STUDI E RISCOPERTE 1
ALBERT ERNEST HARNISCH

L’ARTISTA MANAGER

Ripercorriamo l’avventurosa carriera di Albert Ernest Harnisch da Filadelfia (sua città natale) a Roma e a Firenze, dove l’artista, rinomato scultore, diventa autore di opere in stile rinascimentale per i clienti di Stefano Bardini, il famoso mercante fiorentino per il quale Harnisch lavora anche come “sales manager”.

Lynn Catterson e Stefano Orsi

Stefano Bardini iniziò la propria carriera come mercante d’arte nel 1866, aprendo le proprie gallerie nel 1883: una vera e propria impresa che in certi momenti arrivò a contare circa trecento persone impiegate in vari atelier e laboratori siti nel quartiere fiorentino di San Niccolò. Alcune posizioni manageriali erano ricoperte da uomini a un tempo esperti poliglotti e artisti talentuosi, in modo da soddisfare le richieste di una vasta clientela internazionale alla ricerca di un numero sempre più grande di opere del Rinascimento italiano. Mentre alcuni di questi oggetti erano forse copie tratte da originali, molti altri erano concepiti in stile rinascimentale dagli artisti che lavoravano per Bardini in maniera tale che risultassero attraenti per i vari acquirenti, i quali, perlopiù, li ritenevano autentici. Uno di questi “manager” fu Albert Ernest Harnisch, nato a Filadelfia da famiglia di immigrati tedeschi nel 1842. Intorno ai sedici anni Albert si iscrisse all’Accademia di belle arti producendo due sculture l’anno, fra cui, nel 1862, Mercurio e la tartaruga, gesso realizzato poi in marmo nel 1879, descritto come «notevole per l’originalità della posa e la singolare grazia e dolcezza del viso e della figura». A partire dal 1866 egli iniziò a dedicarsi a soggetti per monumenti pubblici e ritratti, raggiungendo ben presto una certa reputazione, non solo per l’alta qualità del suo lavoro ma anche per certi tratti stilistici come la figura aggraziata, la poeticità e il sublime sguardo dei soggetti verso il basso; gli stessi tratti destinati a caratterizzare le sue opere successive. Addirittura, nel 1869, la stampa paragonava Harnisch a Michelangelo e osservava come «i suoi lavori paressero interpretare alla perfezione lo spirito del Rinascimento, tanto da sembrare creati a Firenze ». Più che un complimento, una premonizione!
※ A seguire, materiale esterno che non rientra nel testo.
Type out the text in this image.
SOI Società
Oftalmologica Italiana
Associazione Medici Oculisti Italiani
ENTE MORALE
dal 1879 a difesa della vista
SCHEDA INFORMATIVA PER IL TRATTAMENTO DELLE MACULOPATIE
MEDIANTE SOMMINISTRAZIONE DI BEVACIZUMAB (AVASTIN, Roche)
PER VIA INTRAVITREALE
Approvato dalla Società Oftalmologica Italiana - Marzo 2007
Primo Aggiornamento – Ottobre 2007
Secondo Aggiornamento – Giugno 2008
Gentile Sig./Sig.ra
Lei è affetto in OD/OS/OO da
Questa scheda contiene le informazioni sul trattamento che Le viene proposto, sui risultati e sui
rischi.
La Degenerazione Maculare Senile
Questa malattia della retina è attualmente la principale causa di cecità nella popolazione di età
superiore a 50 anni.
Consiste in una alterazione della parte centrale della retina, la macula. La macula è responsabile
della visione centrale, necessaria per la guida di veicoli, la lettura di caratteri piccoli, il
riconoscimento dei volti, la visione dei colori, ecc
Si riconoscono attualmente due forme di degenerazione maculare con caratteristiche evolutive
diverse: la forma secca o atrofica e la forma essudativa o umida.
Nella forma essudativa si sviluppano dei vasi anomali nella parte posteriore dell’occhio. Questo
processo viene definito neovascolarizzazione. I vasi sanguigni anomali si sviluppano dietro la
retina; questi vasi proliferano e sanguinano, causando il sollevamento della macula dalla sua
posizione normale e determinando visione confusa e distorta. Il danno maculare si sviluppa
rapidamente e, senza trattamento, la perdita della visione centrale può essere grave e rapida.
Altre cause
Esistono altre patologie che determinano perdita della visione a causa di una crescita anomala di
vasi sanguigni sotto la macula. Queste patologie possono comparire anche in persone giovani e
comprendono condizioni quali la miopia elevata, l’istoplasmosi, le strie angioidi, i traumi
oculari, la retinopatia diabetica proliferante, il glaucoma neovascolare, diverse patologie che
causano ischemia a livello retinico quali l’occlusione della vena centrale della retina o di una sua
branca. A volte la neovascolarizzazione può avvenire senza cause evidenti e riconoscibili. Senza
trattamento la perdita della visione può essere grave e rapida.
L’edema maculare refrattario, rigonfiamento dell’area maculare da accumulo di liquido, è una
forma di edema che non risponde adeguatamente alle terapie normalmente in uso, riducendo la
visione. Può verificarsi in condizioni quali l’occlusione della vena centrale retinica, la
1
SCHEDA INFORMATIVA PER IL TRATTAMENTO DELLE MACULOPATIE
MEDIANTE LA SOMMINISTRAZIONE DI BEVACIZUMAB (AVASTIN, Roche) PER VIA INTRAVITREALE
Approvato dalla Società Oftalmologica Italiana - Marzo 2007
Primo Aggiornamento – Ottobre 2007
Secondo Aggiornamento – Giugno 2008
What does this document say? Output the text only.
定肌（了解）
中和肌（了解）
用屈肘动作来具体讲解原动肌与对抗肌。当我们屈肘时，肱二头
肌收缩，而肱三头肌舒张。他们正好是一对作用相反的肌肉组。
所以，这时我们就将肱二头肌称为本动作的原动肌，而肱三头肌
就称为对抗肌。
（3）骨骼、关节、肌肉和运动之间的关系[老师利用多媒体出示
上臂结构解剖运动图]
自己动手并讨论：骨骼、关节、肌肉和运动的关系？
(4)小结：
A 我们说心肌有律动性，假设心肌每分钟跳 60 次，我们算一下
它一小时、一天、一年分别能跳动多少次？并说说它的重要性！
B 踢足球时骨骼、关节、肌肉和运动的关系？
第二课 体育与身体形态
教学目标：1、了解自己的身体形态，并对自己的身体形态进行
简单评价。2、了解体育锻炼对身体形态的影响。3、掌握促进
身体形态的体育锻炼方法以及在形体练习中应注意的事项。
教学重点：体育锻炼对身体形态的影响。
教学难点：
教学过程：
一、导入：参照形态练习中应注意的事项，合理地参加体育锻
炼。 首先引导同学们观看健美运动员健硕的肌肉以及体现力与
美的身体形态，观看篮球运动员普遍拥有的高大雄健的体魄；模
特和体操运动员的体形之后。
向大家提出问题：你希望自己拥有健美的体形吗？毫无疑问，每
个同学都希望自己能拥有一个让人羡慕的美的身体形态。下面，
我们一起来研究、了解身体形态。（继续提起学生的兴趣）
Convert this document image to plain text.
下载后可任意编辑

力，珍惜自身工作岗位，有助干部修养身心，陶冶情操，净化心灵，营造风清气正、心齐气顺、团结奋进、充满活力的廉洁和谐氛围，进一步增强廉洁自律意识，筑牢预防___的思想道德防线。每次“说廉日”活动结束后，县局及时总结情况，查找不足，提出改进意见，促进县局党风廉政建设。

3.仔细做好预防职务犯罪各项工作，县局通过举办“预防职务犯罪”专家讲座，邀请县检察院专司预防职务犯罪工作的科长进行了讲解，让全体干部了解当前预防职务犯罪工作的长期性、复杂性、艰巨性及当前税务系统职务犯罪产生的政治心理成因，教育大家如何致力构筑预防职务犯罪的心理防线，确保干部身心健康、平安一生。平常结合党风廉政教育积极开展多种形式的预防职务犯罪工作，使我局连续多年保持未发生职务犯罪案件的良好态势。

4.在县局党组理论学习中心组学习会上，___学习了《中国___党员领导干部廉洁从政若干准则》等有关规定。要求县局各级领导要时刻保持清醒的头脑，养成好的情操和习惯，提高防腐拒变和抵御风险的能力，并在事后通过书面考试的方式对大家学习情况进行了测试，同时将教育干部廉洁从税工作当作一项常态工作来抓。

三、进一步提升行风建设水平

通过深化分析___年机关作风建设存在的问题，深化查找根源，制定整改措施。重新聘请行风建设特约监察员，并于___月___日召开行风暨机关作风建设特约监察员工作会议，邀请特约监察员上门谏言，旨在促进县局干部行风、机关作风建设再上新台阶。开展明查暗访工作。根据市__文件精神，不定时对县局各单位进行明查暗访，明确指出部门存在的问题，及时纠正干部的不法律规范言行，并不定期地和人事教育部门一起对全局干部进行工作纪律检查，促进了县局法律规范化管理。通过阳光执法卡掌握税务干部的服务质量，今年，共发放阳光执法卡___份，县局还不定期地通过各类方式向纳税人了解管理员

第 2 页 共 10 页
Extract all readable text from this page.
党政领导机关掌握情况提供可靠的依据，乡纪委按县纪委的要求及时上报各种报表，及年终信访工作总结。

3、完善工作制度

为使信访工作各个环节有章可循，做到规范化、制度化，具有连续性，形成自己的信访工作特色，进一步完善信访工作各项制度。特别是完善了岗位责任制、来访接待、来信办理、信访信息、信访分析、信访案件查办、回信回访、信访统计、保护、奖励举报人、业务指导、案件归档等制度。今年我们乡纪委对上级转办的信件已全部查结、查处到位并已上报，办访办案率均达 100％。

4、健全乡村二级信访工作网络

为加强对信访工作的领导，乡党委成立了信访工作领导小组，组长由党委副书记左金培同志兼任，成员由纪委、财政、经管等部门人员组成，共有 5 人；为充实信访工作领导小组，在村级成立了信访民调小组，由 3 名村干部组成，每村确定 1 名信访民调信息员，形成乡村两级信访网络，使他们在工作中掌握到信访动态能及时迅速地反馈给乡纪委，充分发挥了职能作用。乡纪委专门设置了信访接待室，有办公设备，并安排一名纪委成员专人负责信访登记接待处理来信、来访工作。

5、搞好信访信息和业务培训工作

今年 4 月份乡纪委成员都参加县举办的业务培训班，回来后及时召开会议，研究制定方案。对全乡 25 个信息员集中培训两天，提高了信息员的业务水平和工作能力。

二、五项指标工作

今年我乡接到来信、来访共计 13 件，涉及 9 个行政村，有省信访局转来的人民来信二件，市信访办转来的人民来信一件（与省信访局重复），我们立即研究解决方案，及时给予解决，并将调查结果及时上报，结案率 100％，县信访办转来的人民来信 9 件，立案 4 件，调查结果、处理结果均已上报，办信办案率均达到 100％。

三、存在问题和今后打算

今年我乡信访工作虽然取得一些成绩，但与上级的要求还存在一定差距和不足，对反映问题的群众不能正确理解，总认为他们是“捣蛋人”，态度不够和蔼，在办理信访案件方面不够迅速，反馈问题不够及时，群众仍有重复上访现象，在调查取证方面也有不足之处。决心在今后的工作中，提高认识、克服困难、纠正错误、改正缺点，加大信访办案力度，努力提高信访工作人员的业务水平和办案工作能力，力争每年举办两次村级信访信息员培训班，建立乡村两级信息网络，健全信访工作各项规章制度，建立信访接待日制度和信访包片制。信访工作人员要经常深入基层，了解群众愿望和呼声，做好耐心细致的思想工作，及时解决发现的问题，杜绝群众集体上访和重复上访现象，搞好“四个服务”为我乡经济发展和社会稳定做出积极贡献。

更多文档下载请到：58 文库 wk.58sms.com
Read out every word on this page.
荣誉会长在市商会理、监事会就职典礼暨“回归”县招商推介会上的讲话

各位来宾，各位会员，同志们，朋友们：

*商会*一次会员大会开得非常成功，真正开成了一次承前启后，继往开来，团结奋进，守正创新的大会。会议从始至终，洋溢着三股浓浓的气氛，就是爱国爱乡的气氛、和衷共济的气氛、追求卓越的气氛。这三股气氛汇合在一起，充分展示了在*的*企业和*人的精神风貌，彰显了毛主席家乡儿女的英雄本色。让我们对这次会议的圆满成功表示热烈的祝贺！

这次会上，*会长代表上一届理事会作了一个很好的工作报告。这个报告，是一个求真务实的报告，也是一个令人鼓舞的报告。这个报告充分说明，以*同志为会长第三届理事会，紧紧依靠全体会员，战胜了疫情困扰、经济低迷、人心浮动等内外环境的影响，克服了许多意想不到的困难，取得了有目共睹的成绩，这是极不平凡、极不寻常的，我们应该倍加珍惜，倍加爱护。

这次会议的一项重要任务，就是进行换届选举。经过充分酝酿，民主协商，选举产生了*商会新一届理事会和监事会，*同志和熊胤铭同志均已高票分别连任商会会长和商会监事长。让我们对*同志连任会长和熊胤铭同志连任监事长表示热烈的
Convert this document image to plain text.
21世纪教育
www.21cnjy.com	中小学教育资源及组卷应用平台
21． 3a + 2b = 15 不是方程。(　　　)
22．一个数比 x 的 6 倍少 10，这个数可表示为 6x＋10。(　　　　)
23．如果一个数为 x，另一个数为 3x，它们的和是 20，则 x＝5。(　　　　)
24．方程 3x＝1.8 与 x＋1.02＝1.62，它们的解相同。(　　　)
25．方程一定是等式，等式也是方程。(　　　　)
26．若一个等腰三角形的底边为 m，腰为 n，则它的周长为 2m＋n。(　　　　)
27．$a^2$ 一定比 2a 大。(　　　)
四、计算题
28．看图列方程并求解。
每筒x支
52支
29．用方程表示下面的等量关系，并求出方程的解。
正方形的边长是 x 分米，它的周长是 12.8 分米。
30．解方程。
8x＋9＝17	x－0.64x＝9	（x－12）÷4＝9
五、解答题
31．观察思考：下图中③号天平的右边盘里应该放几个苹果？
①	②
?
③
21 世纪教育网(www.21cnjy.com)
Le difficoltà incontrate dagli artisti americani costrinsero molti di loro ad abbandonare la propria patria per l’Europa. Così, in quello stesso 1869, Harnisch giunse a Roma. Un primo articolo su di lui fu redatto il 24 luglio 1870 sull’“Evening Bulletin” dalla scrittrice e giornalista di Filadelfia, Anne Hampton Brewster. Legata a molte tra le più importanti personalità che all’epoca soggiornavano nella capitale, Brewster contava tra i propri amici il compositore Franz Liszt e la sua compagna, la principessa Wittgenstein, i poeti Ralph Waldo Emerson e Henry Wadsworth Longfellow, e molti artisti, tra cui lo scultore William Wetmore Story che, con sua moglie e i suoi tre figli, risiedeva a palazzo Barberini, a lungo centro della vita culturale della comunità angloamericana a Roma. 

A partire dal 1872 Harnisch ebbe uno studio in via Sistina, dove Raffaello Ojetti lo descrive nel suo Roma artistica intento a lavorare a numerose opere: «Un Fauno destinato a decorare una fonte, i bellissimi ritratti o modellati in creta o eseguiti in marmo dall’artista americano, nei quali trovasi forza, verità e vita», fra cui «l’accurato ritratto di Liszt» del quale Ojetti sottolinea «la somiglianza perfetta, la movenza semplice e dignitosa, la semplicità dello stile, la spontaneità dell’esecuzione, l’accordo delle parti, la castigatezza del disegno, l’armonia delle linee» e quello del filantropo William J. Mullen di Filadelfia. Fra le opere viste nello studio di Harnisch, Ojetti ne elogia anche altre, tutte purtroppo non ancora rintracciate.


Mercurio e la tartaruga (1862-1879), New York, Metropolitan Museum of Art.